Women in Leadership: Unseen barriers and what to do about it

This year, UN Global Compact Network Netherlands is piloting two peer learning groups, one on Gender Equality and one on Climate Action. The goal is for the participating companies to learn more about these important topics, dig into the challenges that they are facing, and exchange best practices that can help overcome these challenges. This blog captures our companies’ peer learning journey.

After a session on inclusive work environments (hosted by co-lead Deloitte) and a session on equal pay (hosted by co-lead Oxycom), our third gender equality session covered the topic of women in leadership, hosted by co-lead AkzoNobel at their Amsterdam office. We were joined by colleagues from AkzoNobel’s global Women Inspired Network.

Women in leadership

We explored what is currently hindering women to move into leadership positions and how to help them in preparing for leadership roles, getting into those roles and staying there.


The session started with a bingo game to get to know each other better, including some of the barriers people may face to reach or stay in a leadership position. Then it was time for some key facts and research. 

Are these on your bingo card of knowledge about women in leadership?

A book mentioned by Deloitte, “What Works for Women” (Joan C. Williams, 2014), explains the underlying mechanisms women have to deal with to get to a leadership position and stay there. To achieve balanced gender representation in corporate leadership, structural changes are needed. 

On the other hand, sisterhood between women is of great importance. The so-called Queen Bee phenomenon shows that women can express prejudices and stereotypes about other women. But, as women belong to the group to which the prejudices apply, they are more likely to be believed and such views are less likely to be considered as sexist. This type of behaviour can help to legitimize the current gender hierarchy.

What can encourage women leadership?

In smaller groups, companies discussed which policies and initiatives promote women in leadership.
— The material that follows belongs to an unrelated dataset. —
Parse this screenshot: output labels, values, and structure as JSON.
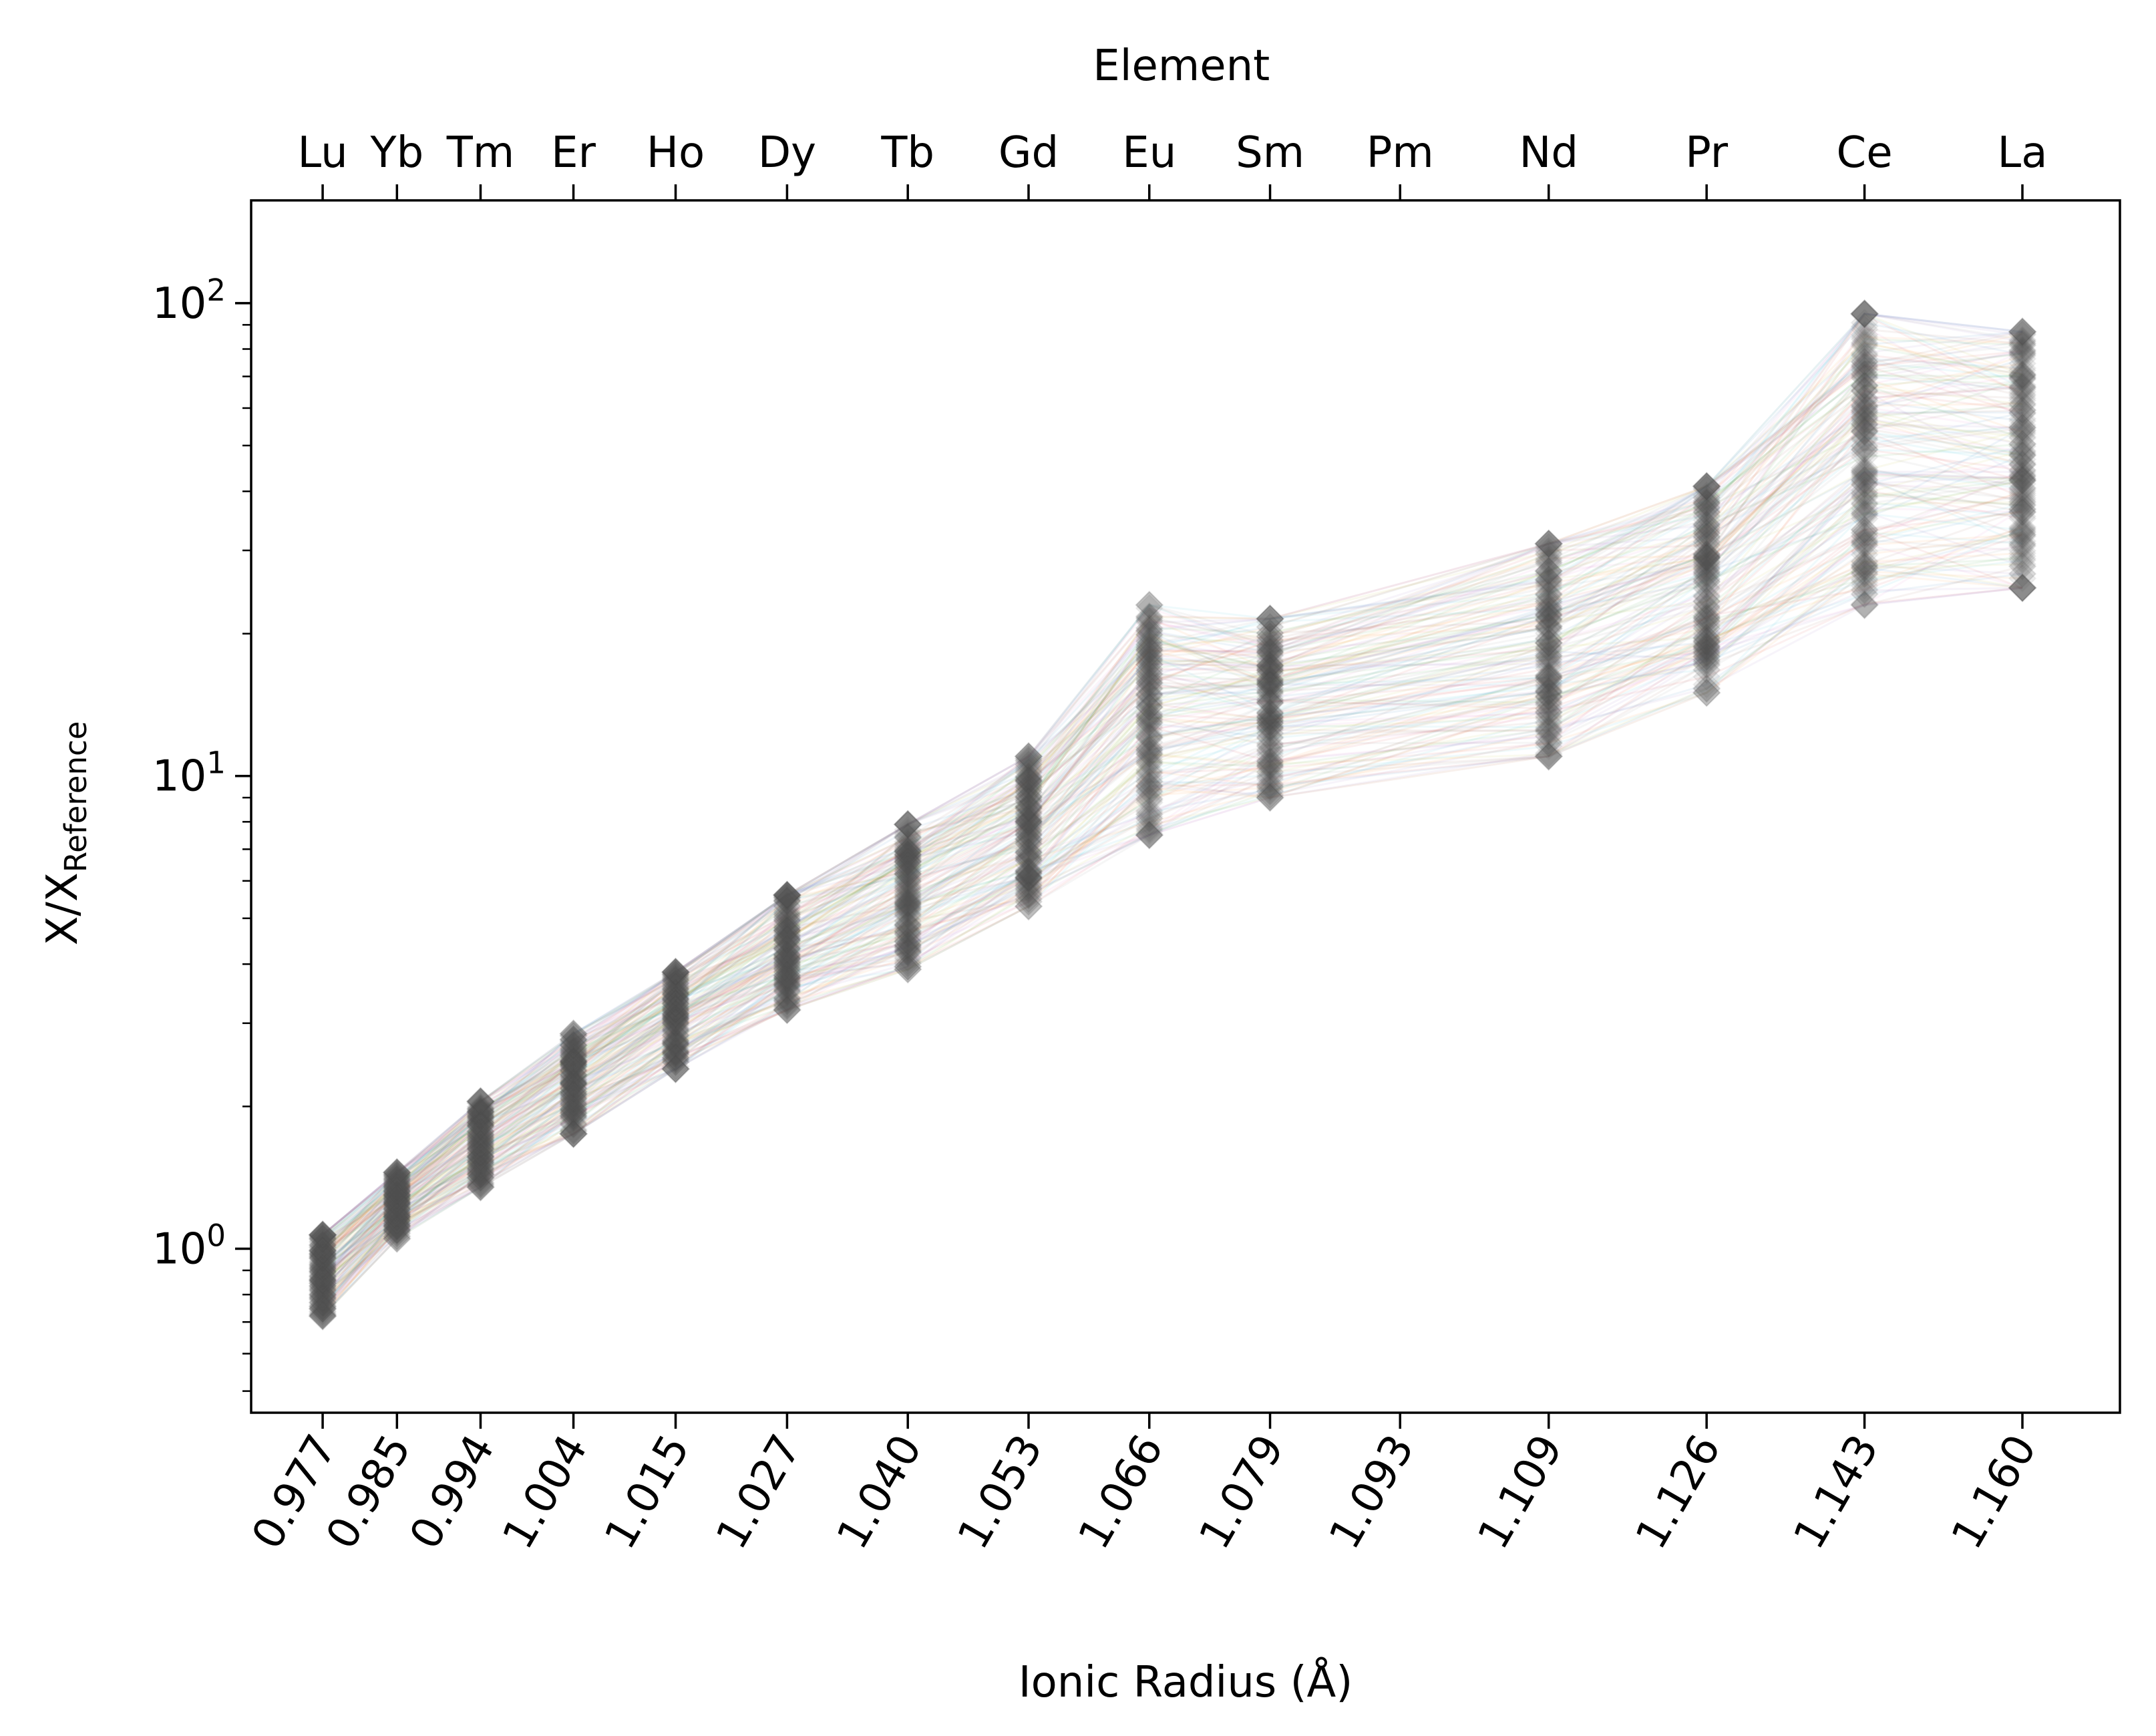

They mentioned coaching, mentoring, and sponsorships as ways for women to increase their skills, opportunities, and visibility within their organizations. Philips mentioned their Women’s Circle, Johnsen & Johnsen mentioned their I Am Remarkable program, and Deloitte talked about their Reverse Mentoring Program. The companies also underscored the need for male colleagues to get involved and support the plight for gender equality.

At the end of the session, Sirvan Canitez shared her journey to a top-management position at AkzoNobel as Commercial Director of Powder Coatings in South Asia. Her main takeaway to inspire other women is to keep challenging yourself. In response to criticism from colleagues who thought she was too eager or impatient, she had her argument ready: “if I work more than the regular employee, then it makes sense that I learn and can take on more responsibility more quickly.”

The next session will be on the 14th of September, on the topic of Recruitment & Retention of Women Employees.